Now, as fate would have it, I'd been hired to teach Expos at Harvard. Yeah. Can you believe it? I must have been a lot smarter then than I am now. I thought it would be piquant, yet apropos, to force these top-drawer Biffs and Buffys to read hard-boiled detective books! Well, I was so proud of myself that I wrote Parker a letter and said, "They expect to be reading Dickens!" He, to my undying shock, wrote back and said, "Dickens who?" Then he suggested he come over and speak to the students.

On the anointed day, I was out on the street in front of the building waiting for him to come. I was wearing white sneakers, blue jeans, and a Harris tweed jacket. Parker came ambling along wearing, yeah baby, white sneaks, blue jeans and a Harris tweed jacket. He stopped, looked me up and down, and said, "I love your fashion sense." I cracked wise in a Spenserian mood and said, "We maintain a dress code at harvard." Haw haw.

Mr. Parker spent hours with the students and their pals and other fans who had snuck in. It was very generous and hilarious good fun. Later, he signed my stack of hardcovers, and even books for my mom. When I told him, "I've read all your books," he corrected me. "Don't tell a writer that," he said. "What we wanna hear is, 'I've BOUGHT all your books.'" I said, "I've bought all your books." He smiled. "That's what I wanna hear!"
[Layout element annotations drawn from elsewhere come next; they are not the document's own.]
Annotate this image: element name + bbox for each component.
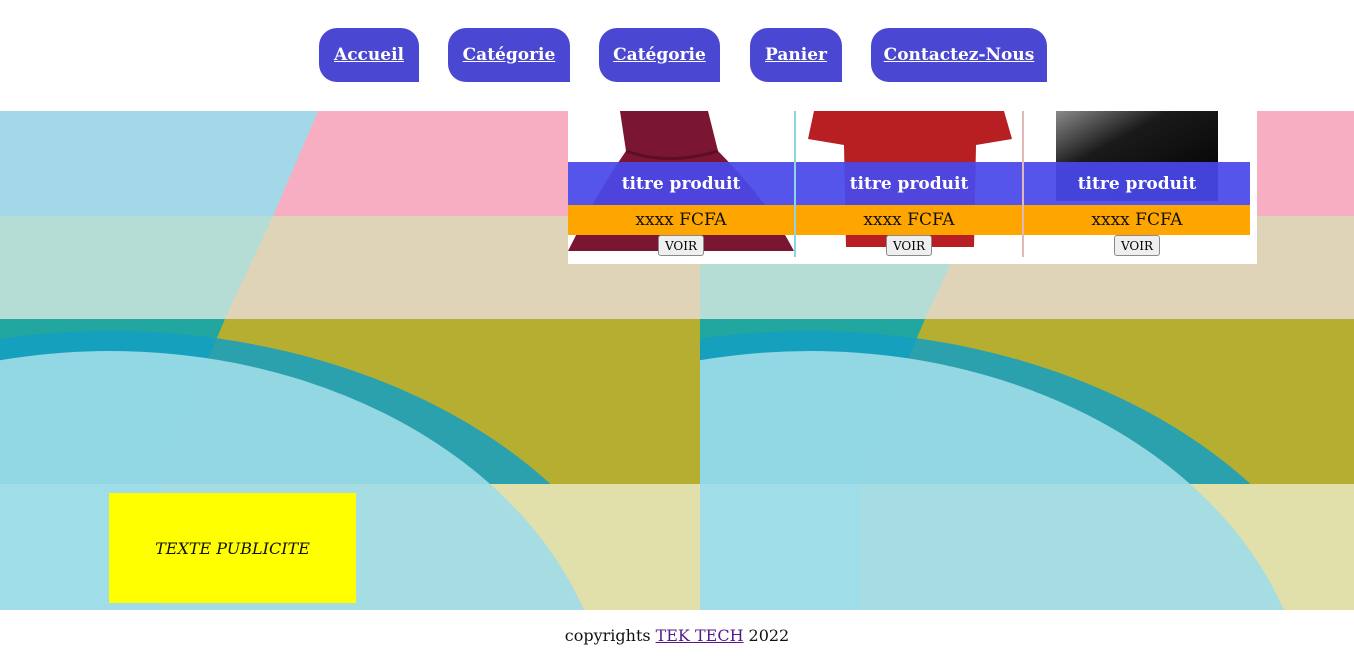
ad-banner: TEXTE PUBLICITE [109,493,356,603]
nav-accueil-label: Accueil [334,45,404,65]
product-title: titre produit [1024,162,1250,205]
footer-prefix: copyrights [565,626,651,645]
footer-year: 2022 [749,626,790,645]
nav-categorie-label: Catégorie [463,45,556,65]
footer: copyrights TEK TECH 2022 [0,610,1354,661]
voir-button[interactable]: VOIR [886,235,932,256]
nav-categorie-link[interactable]: Catégorie [448,28,570,82]
voir-button[interactable]: VOIR [1114,235,1160,256]
product-card[interactable]: titre produit xxxx FCFA VOIR [568,111,794,257]
product-price: xxxx FCFA [1024,205,1250,235]
nav-accueil-link[interactable]: Accueil [319,28,419,82]
top-navigation: Accueil Catégorie Catégorie Panier Conta… [0,0,1354,111]
product-card[interactable]: titre produit xxxx FCFA VOIR [796,111,1022,257]
nav-panier-link[interactable]: Panier [750,28,842,82]
product-grid: titre produit xxxx FCFA VOIR titre produ… [568,111,1257,264]
voir-button[interactable]: VOIR [658,235,704,256]
ad-text: TEXTE PUBLICITE [155,539,310,558]
product-price: xxxx FCFA [796,205,1022,235]
nav-categorie-2-link[interactable]: Catégorie [599,28,720,82]
nav-panier-label: Panier [765,45,827,65]
product-card[interactable]: titre produit xxxx FCFA VOIR [1024,111,1250,257]
product-title: titre produit [796,162,1022,205]
product-price: xxxx FCFA [568,205,794,235]
product-title: titre produit [568,162,794,205]
nav-contact-link[interactable]: Contactez-Nous [871,28,1047,82]
nav-categorie-2-label: Catégorie [613,45,706,65]
nav-contact-label: Contactez-Nous [884,45,1035,65]
footer-company-link[interactable]: TEK TECH [656,626,744,645]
He also taught me that, when faced with a stack of books, and he was in the position by then to be faced with stack after stack of books at signings, he couldn't think of anything witty to say after about 100 books. So he scribbled something vaguely round and letter-like that looked like well-wishes. Then he signed his name. So I have a stack of Spenser books that look like they might say Enjoy! or Huzzah! or Tally Ho! in vaguely Sumerian script.

What a strange day. That one and this one. Thanks, Mr. Parker, for the joy of reading all those amazing hard boiled books. And thanks for putting a little seed in my mind that got me this amazing nomination.

I'm still working on Hummingbird's Daughter II, and believe it or not, there are detectives in one section.